Shape algorithm with optimization

Question

I have a shape defined by straight line segments.

I want to simplify the shape to be constructed with straight lines but only with a finite set of slopes.

I want to minimize the amount of segments used and minimize the difference in area from the shape before and after.

I want to minimize these two things simultaneously with a user defined weight emphasizing minimizing one more than another.

minimize { J = w1(number of segments/length) + w2(difference area/length) }

Where w1 and w2 are both weights and length is the length of the new segment. I want an algorithm that does this. Any ideas?

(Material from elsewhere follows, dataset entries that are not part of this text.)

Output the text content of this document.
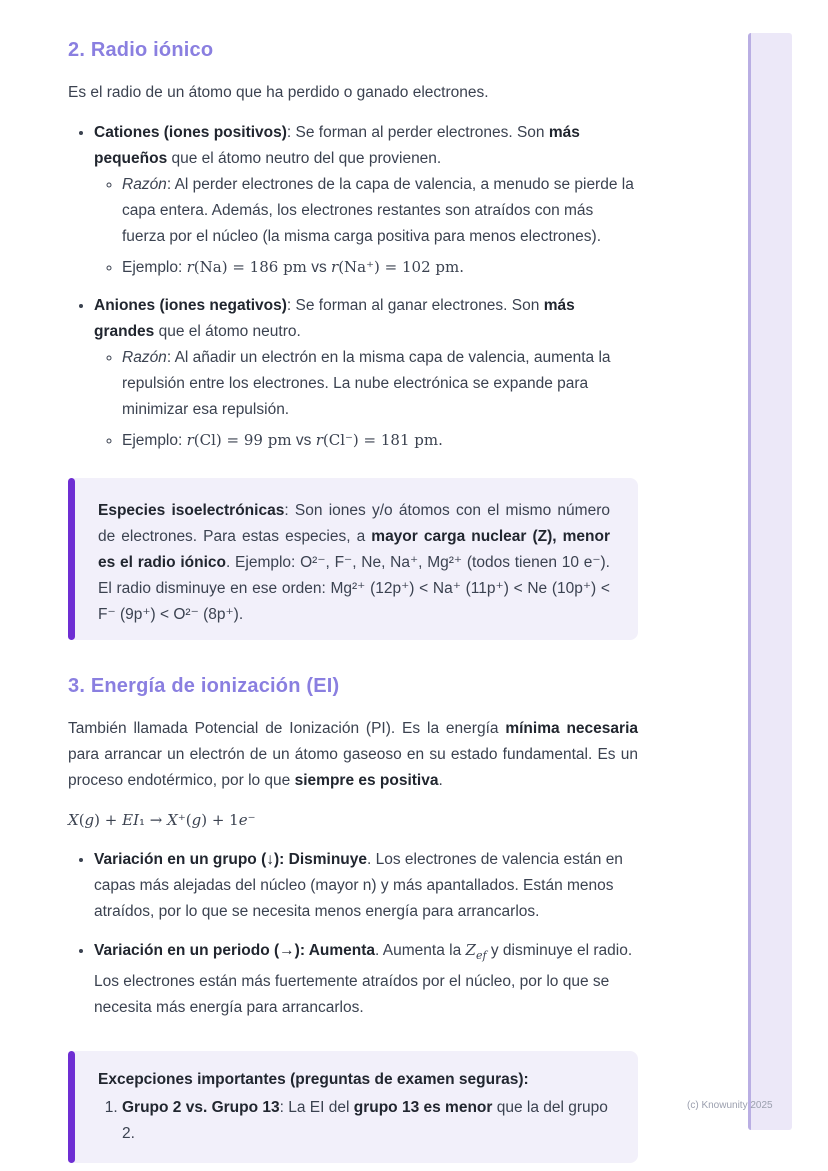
(c) Knowunity 2025
2. Radio iónico

Es el radio de un átomo que ha perdido o ganado electrones.

• Cationes (iones positivos): Se forman al perder electrones. Son más pequeños que el átomo neutro del que provienen.
◦ Razón: Al perder electrones de la capa de valencia, a menudo se pierde la capa entera. Además, los electrones restantes son atraídos con más fuerza por el núcleo (la misma carga positiva para menos electrones).
◦ Ejemplo: r(Na) = 186 pm vs r(Na⁺) = 102 pm.
• Aniones (iones negativos): Se forman al ganar electrones. Son más grandes que el átomo neutro.
◦ Razón: Al añadir un electrón en la misma capa de valencia, aumenta la repulsión entre los electrones. La nube electrónica se expande para minimizar esa repulsión.
◦ Ejemplo: r(Cl) = 99 pm vs r(Cl⁻) = 181 pm.

Especies isoelectrónicas: Son iones y/o átomos con el mismo número de electrones. Para estas especies, a mayor carga nuclear (Z), menor es el radio iónico. Ejemplo: O²⁻, F⁻, Ne, Na⁺, Mg²⁺ (todos tienen 10 e⁻). El radio disminuye en ese orden: Mg²⁺ (12p⁺) < Na⁺ (11p⁺) < Ne (10p⁺) < F⁻ (9p⁺) < O²⁻ (8p⁺).

3. Energía de ionización (EI)

También llamada Potencial de Ionización (PI). Es la energía mínima necesaria para arrancar un electrón de un átomo gaseoso en su estado fundamental. Es un proceso endotérmico, por lo que siempre es positiva.

X(g) + EI₁ → X⁺(g) + 1e⁻

• Variación en un grupo (↓): Disminuye. Los electrones de valencia están en capas más alejadas del núcleo (mayor n) y más apantallados. Están menos atraídos, por lo que se necesita menos energía para arrancarlos.
• Variación en un periodo (→): Aumenta. Aumenta la $Z_{ef}$ y disminuye el radio. Los electrones están más fuertemente atraídos por el núcleo, por lo que se necesita más energía para arrancarlos.

Excepciones importantes (preguntas de examen seguras):

1. Grupo 2 vs. Grupo 13: La EI del grupo 13 es menor que la del grupo 2.
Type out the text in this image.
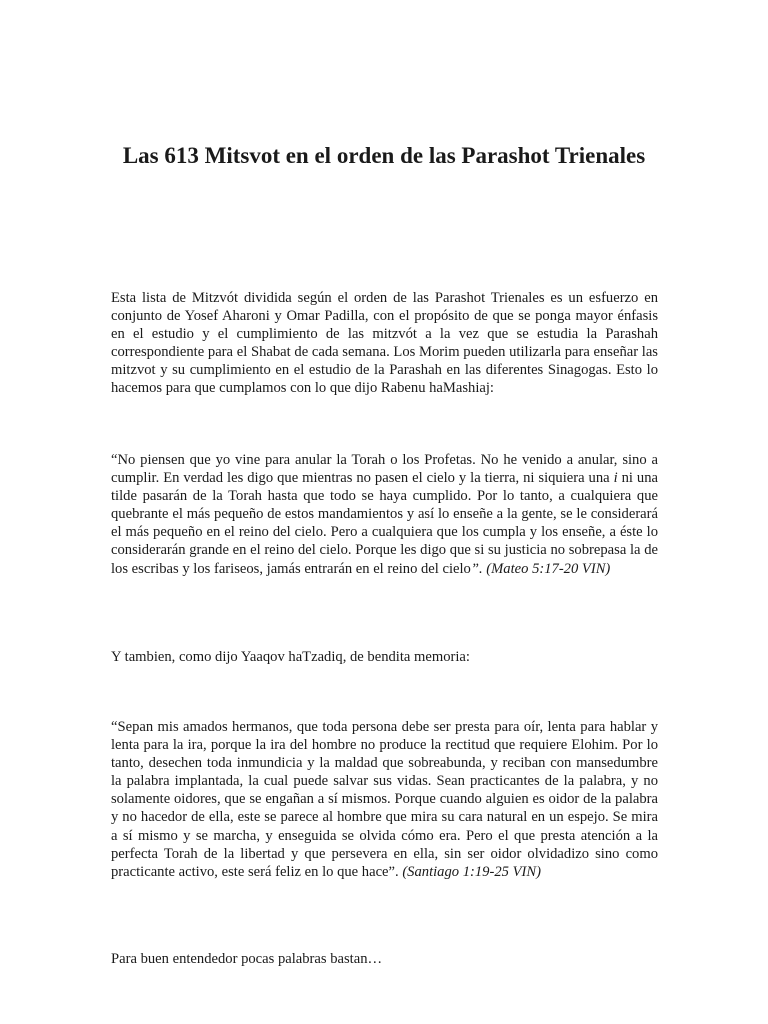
Las 613 Mitsvot en el orden de las Parashot Trienales

Esta lista de Mitzvót dividida según el orden de las Parashot Trienales es un esfuerzo en conjunto de Yosef Aharoni y Omar Padilla, con el propósito de que se ponga mayor énfasis en el estudio y el cumplimiento de las mitzvót a la vez que se estudia la Parashah correspondiente para el Shabat de cada semana. Los Morim pueden utilizarla para enseñar las mitzvot y su cumplimiento en el estudio de la Parashah en las diferentes Sinagogas. Esto lo hacemos para que cumplamos con lo que dijo Rabenu haMashiaj:

“No piensen que yo vine para anular la Torah o los Profetas. No he venido a anular, sino a cumplir. En verdad les digo que mientras no pasen el cielo y la tierra, ni siquiera una i ni una tilde pasarán de la Torah hasta que todo se haya cumplido. Por lo tanto, a cualquiera que quebrante el más pequeño de estos mandamientos y así lo enseñe a la gente, se le considerará el más pequeño en el reino del cielo. Pero a cualquiera que los cumpla y los enseñe, a éste lo considerarán grande en el reino del cielo. Porque les digo que si su justicia no sobrepasa la de los escribas y los fariseos, jamás entrarán en el reino del cielo”. (Mateo 5:17-20 VIN)

Y tambien, como dijo Yaaqov haTzadiq, de bendita memoria:

“Sepan mis amados hermanos, que toda persona debe ser presta para oír, lenta para hablar y lenta para la ira, porque la ira del hombre no produce la rectitud que requiere Elohim. Por lo tanto, desechen toda inmundicia y la maldad que sobreabunda, y reciban con mansedumbre la palabra implantada, la cual puede salvar sus vidas. Sean practicantes de la palabra, y no solamente oidores, que se engañan a sí mismos. Porque cuando alguien es oidor de la palabra y no hacedor de ella, este se parece al hombre que mira su cara natural en un espejo. Se mira a sí mismo y se marcha, y enseguida se olvida cómo era. Pero el que presta atención a la perfecta Torah de la libertad y que persevera en ella, sin ser oidor olvidadizo sino como practicante activo, este será feliz en lo que hace”. (Santiago 1:19-25 VIN)

Para buen entendedor pocas palabras bastan…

Below I show a few pictures of how I might want it to work. Is there anything out in the literature that might help in writing an algorithm. Thanks!

Answer 1

This seems like a very tough problem! I would approach it by first defining two routines:

1. diffArea(fig, target) computes the difference area between fig and target
2. decomp(fig, p1, p2, s1, s2) computes the two figures that can be built by replacing all the segments between p1 and p2 with a pair of segments of shapes s1 and s2. For instance, if there were four segments between points p1 and p2 in fig, then decomp(fig, p1, p2, s1, s2) returns the two figures that are generated by replacing those four segments with appropriately scaled versions of s1 and s2. There's only one way to scale s1 and s2 to fill the space between p1 and p2 (because we're in 2-d space), and the two figures come from either ordering them s1 -> s2 or s2 -> s1.

Given these two routines, I think an iterated local search procedure might work well. You would have the following steps:

1. Set fig to a large bounding shape around target
2. For every pair of vertices (p1, p2) in fig (starting with pairs with 1 segment between, then 2 segment between, ...) and for every pair (s1, s2) of shapes:
   • Compute fig1 and fig2 using decomp(fig, p1, p2, s1, s2)
   • Let e_fig be the number of edges in fig and e_new by the number of edges in fig1 and fig2
   • If w1 * e_new + w2 * diffArea(fig1, target) < w1 * e_fig + w2 * diffArea(fig, target), replace fig with fig1
   • If w1 * e_new + w2 * diffArea(fig2, target) < w1 * e_fig + w2 * diffArea(fig, target), replace fig with fig2

Repeat this procedure until you've tested every pair of vertices and have found no improving replacements. This is obviously not going to give you an optimal solution, but I'd bet it will perform pretty well.

Answer 2

Well, in this case Pareto efficiency seems to be a good weight of a solution. At first glance it seems that using a discrete optimization would be apropriate. Choice of a particular algorithm depends on complexity of the figures to be shaped. For large and complex figures I would suggest using genetic algorithm.